Ogbu has worked with an Innerbelt Advisory committee comprising those who were directly impacted by the highway, relatives of original families and community leaders.

The work has included an Innerbelt Reunion and a jazz and blues festival, as well as a collection of oral histories by residents who remember the joys of the neighborhood and the grief the highway caused.

Ogbu said she plans to present a report this summer that can help the city understand community preferences for the site, which will dovetail with the planning work that can now be accomplished through the federal grant.

“The idea was, that through my work, we would identify community preferences for the site and my process also includes elements of understanding what this moving-toward-healing looks like,” she said. “So, those were always supposed to be set up as kind of North Stars to then do a more formal master-planning process.”

With 33 acres in the middle of the city, the site presents many logistical challenges, made clear when bringing people physically to the site, Ogbu said.

The last stretch of the Innerbelt viewed from the southwest. (Akron Metropolitan Area Transportation Study)

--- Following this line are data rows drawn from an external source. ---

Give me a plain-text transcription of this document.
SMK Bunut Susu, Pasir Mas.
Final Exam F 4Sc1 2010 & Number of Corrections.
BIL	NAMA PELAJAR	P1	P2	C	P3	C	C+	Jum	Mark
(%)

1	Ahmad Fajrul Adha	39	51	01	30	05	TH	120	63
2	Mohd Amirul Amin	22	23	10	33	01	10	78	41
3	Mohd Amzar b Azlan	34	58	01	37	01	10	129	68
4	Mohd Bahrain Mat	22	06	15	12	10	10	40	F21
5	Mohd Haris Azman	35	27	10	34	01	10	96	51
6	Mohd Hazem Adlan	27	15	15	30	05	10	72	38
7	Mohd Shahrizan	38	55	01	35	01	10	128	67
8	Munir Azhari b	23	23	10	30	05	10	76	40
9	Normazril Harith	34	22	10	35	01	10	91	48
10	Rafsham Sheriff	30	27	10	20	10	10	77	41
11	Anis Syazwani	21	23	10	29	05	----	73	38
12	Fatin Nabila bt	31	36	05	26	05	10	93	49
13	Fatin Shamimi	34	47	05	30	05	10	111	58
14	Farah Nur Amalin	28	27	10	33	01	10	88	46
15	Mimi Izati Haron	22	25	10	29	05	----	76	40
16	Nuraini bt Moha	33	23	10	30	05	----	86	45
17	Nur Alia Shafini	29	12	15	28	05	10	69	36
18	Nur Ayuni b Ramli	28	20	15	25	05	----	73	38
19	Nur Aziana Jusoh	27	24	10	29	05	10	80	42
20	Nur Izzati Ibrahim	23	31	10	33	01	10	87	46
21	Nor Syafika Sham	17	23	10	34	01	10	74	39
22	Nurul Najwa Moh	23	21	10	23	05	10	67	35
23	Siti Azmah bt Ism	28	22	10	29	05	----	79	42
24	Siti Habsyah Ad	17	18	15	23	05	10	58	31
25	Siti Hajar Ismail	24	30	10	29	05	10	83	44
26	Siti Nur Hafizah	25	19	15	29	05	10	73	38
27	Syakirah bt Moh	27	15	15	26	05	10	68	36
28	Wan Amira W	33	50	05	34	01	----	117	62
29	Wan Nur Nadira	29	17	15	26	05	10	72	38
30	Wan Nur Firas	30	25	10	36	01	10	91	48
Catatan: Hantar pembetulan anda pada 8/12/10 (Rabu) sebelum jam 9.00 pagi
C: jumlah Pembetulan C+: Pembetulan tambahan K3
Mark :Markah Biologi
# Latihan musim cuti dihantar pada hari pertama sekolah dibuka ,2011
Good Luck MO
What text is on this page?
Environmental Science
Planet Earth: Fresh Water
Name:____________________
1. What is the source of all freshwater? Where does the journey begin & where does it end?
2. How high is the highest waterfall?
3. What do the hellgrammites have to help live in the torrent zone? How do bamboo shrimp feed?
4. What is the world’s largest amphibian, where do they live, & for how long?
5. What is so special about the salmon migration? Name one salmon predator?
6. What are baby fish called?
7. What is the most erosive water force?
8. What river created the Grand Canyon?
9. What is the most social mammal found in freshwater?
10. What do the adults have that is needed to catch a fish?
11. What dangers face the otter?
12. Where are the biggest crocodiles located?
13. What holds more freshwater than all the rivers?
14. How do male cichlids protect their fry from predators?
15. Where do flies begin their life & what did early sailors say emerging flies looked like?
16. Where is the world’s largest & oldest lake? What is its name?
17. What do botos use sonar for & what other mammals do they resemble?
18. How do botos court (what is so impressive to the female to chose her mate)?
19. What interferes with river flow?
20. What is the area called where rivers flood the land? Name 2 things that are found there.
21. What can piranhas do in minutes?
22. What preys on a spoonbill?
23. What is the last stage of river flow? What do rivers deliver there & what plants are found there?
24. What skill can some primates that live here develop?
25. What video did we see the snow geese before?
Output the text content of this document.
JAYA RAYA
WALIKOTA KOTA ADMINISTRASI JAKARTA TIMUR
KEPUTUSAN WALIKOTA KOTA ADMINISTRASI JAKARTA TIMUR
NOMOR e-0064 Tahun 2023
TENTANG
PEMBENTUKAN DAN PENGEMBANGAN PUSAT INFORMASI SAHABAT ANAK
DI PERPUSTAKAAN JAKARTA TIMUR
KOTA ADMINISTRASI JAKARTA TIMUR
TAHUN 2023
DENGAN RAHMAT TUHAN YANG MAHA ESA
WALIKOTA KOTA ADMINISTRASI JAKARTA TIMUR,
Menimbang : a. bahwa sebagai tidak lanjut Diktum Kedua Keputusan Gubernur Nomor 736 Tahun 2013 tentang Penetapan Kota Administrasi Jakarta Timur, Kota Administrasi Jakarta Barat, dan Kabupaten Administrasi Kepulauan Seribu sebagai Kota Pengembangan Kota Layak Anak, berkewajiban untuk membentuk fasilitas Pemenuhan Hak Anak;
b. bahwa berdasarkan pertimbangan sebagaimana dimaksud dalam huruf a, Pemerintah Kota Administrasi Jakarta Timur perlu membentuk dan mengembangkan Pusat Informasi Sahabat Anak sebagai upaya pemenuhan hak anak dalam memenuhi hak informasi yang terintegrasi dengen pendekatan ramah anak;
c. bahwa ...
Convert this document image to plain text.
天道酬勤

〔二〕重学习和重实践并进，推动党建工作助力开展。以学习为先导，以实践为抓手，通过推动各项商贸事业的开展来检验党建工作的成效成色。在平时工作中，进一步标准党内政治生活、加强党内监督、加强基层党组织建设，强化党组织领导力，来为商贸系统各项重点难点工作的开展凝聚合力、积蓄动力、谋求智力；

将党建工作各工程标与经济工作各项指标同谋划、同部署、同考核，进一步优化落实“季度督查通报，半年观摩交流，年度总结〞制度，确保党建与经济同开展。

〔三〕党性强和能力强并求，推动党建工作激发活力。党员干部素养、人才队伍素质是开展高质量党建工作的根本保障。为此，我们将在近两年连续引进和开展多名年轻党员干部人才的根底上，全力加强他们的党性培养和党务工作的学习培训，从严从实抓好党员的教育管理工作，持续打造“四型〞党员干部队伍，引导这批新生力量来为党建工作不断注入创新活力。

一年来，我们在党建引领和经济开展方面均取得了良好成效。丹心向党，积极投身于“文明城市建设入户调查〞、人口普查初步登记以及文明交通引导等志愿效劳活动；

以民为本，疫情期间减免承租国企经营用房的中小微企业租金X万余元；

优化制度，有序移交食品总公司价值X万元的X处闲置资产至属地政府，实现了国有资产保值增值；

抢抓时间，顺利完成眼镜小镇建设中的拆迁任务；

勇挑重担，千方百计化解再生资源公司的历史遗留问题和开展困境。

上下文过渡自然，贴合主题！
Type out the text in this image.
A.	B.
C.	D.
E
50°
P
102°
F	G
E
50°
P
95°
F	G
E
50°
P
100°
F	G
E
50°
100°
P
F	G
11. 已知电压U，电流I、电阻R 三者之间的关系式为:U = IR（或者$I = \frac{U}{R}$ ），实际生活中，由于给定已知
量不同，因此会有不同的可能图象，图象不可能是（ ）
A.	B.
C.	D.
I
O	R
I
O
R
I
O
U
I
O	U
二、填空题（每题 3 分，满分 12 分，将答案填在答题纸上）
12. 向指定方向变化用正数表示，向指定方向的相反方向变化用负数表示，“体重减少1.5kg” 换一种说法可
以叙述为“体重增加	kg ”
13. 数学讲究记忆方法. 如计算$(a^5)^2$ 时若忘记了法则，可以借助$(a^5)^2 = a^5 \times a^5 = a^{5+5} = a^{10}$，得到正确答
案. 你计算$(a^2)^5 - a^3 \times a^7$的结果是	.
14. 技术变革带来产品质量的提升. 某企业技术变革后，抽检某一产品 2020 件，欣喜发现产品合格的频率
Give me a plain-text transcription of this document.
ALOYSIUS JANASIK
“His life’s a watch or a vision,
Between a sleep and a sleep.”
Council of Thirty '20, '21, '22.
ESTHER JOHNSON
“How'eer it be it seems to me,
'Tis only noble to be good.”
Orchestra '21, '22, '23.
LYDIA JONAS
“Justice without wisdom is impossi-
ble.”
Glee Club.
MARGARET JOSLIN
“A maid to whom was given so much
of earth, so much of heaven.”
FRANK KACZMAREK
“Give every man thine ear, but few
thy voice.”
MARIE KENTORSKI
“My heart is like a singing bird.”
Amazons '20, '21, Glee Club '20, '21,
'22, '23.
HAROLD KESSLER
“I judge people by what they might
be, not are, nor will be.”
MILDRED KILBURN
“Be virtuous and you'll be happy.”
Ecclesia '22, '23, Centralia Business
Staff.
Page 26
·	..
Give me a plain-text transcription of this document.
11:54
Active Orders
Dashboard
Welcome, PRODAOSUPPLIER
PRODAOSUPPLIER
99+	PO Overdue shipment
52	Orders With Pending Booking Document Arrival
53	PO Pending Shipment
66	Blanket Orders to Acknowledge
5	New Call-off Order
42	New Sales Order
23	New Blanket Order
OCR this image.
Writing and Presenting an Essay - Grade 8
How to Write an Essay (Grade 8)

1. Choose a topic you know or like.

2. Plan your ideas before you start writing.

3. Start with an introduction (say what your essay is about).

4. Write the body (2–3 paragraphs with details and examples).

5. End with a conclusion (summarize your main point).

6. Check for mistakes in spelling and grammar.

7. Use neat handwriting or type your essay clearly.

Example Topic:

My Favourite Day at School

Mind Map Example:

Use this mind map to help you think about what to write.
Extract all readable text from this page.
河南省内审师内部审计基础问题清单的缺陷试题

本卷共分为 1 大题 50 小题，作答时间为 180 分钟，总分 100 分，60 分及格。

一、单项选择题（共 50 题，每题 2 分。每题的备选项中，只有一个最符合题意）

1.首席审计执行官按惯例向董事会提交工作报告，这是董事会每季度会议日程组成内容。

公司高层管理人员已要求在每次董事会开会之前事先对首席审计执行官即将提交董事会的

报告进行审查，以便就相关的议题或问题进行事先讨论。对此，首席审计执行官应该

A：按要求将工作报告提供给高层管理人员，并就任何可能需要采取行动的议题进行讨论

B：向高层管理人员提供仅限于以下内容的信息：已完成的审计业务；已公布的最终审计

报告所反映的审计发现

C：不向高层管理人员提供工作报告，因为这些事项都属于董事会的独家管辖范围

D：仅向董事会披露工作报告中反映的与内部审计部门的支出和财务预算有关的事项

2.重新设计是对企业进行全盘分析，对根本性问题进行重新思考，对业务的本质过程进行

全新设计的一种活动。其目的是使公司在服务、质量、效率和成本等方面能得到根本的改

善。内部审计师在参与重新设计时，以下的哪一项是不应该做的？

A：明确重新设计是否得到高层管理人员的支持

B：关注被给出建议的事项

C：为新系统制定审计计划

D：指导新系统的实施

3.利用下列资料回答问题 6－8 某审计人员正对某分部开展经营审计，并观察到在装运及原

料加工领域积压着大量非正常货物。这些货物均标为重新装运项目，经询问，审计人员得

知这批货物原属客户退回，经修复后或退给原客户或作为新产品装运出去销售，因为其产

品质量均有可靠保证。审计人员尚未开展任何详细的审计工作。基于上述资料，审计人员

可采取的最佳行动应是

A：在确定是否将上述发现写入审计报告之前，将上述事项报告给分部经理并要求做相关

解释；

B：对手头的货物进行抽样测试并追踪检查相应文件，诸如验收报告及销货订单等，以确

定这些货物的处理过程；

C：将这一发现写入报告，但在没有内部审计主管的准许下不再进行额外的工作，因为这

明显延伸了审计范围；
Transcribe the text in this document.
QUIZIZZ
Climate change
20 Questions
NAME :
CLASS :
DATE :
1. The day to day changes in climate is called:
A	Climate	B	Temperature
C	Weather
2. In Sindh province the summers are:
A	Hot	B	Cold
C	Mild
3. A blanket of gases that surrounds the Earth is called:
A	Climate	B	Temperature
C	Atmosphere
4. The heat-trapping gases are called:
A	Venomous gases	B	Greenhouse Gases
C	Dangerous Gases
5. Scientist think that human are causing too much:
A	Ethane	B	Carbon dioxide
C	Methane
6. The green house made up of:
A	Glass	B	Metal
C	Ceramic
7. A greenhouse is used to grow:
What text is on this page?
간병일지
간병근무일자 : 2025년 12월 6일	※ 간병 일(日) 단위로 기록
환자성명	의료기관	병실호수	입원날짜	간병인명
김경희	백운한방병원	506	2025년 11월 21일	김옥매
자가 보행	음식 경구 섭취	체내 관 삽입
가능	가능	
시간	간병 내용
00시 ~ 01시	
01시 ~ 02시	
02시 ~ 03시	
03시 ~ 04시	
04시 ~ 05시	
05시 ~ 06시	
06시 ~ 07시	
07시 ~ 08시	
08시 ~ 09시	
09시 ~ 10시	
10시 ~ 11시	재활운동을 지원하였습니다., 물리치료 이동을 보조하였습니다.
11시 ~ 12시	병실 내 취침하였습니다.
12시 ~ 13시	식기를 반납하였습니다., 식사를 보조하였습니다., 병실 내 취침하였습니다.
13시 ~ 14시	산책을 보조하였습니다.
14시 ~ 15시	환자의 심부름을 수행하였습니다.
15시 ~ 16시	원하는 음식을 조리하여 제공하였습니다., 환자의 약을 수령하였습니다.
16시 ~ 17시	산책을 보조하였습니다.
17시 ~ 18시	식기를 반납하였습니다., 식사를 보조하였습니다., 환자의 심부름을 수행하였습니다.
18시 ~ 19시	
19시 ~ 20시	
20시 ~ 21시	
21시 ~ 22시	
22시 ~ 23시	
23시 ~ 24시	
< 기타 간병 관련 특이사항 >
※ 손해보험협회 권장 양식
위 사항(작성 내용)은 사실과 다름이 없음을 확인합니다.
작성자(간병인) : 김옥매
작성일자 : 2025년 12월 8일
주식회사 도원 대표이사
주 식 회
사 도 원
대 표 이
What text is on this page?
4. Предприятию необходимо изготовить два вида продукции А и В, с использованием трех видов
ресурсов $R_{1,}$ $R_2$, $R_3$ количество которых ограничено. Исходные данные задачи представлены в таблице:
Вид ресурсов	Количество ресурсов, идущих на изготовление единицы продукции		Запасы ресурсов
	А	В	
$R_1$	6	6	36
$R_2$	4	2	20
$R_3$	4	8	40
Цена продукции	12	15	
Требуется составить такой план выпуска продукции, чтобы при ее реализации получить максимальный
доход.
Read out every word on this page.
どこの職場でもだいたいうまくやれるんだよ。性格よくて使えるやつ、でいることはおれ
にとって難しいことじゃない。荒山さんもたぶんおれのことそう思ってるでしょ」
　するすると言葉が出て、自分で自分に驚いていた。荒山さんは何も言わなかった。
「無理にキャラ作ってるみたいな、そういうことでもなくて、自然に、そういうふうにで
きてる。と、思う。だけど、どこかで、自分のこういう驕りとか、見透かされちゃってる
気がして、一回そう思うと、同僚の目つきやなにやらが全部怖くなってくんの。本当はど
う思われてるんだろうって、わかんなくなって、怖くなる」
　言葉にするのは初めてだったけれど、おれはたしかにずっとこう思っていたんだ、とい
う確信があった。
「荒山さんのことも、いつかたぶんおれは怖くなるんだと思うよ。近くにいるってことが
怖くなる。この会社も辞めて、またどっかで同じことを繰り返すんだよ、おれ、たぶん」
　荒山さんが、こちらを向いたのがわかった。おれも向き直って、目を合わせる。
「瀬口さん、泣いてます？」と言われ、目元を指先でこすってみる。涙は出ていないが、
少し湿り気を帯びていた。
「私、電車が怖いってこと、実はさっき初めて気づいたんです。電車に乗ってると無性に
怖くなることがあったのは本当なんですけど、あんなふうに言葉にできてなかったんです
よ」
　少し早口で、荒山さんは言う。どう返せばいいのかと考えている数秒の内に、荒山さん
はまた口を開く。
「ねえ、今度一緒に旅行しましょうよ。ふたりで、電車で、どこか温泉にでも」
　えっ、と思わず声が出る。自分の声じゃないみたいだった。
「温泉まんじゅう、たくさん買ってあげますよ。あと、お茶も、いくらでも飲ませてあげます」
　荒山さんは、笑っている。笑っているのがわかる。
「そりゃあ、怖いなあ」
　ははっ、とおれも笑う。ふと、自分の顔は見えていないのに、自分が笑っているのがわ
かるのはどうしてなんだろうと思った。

So, it’s likely formal development is years away, she said, but in the meantime, the city asked her to weigh in on possible short-term uses for the site.

To that end, information collection is ongoing in Akron, she said.

While Ogbu is interpreting the results of recent interactions, she’s planning a push this spring with focus groups, ward-meeting presentations and engagement stations at community events, she said.

“This kind of additional engagement will be a little bit more concrete, because by this point, we’ve had six months of data collection that’s given us some sense of ideas, of things that people are interested or not interested in,” she said.

The information gathered this spring will be weighed against what’s been collected so far to help refine her upcoming report, she said.

Following that, the city intends to use the federal grant to create a master plan to identify immediate “interventions” that can have a positive impact and look at ways the land in the closed section might become an asset, the city said.